Milano - Niente acquisto dei terreni dove costruire i padiglioni dell’Expo 2015: ora spunta l’ipotesi di comperare solo il diritto di superficie dai privati. Il che significherebbe per gli enti locali una spesa di qualche milione, non certo dei 200 stimati dall’agenzia delle Entrate per l’acquisizione delle aree. È anche questa una delle ipotesi che domani Regione, Provincia e Comune si troveranno a discutere per arrivare a una decisione definitiva dopo mesi di dubbi e rimpalli. In più al sindaco Letizia Moratti stanno arrivando i poteri speciali che le permetteranno di velocizzare tutte le operazioni e che fanno entrare in campo anche l’ipotesi dell’esproprio. Quest’ultima eventualità non piace a tutti. C’è chi è preoccupato che possibili ricorsi al Tar rallentino ancora i tempi. Ma i sostenitori dell’esproprio rispondono che i ricorsi potrebbero riguardare solo la cifra dell’indennità ai privati: i terreni sarebbero invece disponibili da subito.
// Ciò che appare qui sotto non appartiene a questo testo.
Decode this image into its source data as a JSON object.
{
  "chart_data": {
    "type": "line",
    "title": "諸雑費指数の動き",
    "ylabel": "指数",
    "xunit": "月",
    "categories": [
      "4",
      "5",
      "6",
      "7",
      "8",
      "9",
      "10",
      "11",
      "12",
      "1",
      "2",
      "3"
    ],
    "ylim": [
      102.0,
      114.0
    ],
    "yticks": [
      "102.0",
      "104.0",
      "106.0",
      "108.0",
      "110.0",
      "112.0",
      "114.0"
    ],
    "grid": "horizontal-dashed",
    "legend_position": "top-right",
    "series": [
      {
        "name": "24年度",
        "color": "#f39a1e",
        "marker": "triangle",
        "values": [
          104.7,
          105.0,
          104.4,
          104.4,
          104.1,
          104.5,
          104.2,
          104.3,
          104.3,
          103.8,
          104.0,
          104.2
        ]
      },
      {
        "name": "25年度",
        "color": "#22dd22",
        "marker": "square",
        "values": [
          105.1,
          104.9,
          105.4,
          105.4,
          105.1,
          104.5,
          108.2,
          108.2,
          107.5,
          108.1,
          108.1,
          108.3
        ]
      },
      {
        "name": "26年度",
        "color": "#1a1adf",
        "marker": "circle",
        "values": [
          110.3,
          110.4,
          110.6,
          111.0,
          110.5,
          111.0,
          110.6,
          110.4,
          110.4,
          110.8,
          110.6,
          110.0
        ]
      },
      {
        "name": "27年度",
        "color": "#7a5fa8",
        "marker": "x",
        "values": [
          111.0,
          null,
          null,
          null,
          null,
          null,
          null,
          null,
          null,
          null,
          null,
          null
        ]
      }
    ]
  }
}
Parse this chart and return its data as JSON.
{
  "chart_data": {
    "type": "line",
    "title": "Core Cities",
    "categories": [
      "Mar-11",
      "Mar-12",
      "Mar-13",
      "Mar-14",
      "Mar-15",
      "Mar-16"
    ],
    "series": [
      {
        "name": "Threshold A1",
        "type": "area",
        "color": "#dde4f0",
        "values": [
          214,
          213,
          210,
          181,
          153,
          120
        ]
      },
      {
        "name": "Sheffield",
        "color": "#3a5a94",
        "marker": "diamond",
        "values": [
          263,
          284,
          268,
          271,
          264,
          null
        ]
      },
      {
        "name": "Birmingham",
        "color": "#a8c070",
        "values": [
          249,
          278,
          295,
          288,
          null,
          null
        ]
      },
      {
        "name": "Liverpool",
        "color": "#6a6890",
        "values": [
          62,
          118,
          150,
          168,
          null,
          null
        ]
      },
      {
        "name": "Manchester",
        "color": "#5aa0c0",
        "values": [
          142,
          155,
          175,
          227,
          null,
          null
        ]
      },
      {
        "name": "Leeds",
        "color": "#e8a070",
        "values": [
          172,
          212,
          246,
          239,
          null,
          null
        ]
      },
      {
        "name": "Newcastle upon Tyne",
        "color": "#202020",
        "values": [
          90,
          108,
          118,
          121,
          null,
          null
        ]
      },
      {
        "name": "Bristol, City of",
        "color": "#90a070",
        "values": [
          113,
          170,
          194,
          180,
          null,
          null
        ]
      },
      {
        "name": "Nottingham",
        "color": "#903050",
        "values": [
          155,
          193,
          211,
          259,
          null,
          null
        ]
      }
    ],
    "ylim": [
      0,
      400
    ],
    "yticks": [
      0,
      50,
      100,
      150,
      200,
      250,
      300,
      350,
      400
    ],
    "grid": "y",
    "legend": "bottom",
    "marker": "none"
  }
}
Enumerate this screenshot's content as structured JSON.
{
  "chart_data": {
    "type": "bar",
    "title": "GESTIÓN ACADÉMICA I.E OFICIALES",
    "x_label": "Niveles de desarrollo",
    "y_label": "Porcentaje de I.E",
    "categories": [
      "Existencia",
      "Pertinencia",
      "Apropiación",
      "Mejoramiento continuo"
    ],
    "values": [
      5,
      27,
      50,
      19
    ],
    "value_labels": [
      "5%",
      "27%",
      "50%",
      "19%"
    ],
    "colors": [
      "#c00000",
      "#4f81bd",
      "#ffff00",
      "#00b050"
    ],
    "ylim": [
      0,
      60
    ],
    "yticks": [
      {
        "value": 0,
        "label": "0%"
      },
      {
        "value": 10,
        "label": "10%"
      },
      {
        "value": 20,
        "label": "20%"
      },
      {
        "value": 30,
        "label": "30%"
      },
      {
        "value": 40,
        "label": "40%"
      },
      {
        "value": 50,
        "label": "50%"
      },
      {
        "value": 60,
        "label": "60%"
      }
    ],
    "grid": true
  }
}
Ad ogni modo, sottolineano, il fatto che Moratti abbia questa possibilità è come mettere «una pistola carica» sul tavolo della trattativa con i privati, che sarebbero più inclini a turarsi il naso cedendo il diritto di superficie alla newco formata da pubblico (con almeno il 51%) e privati. Una volta superato questo scoglio, si potrebbe trovare con più calma e precisione con i proprietari un accordo sul futuro dell’area. Nel Pdl, però, qualcuno resta scettico e dice che si troverà una soluzione "solo se fra Moratti più propensa al comodato d’uso e Formigoni, che ha proposto la newco, non ci saranno vinti e vincitori".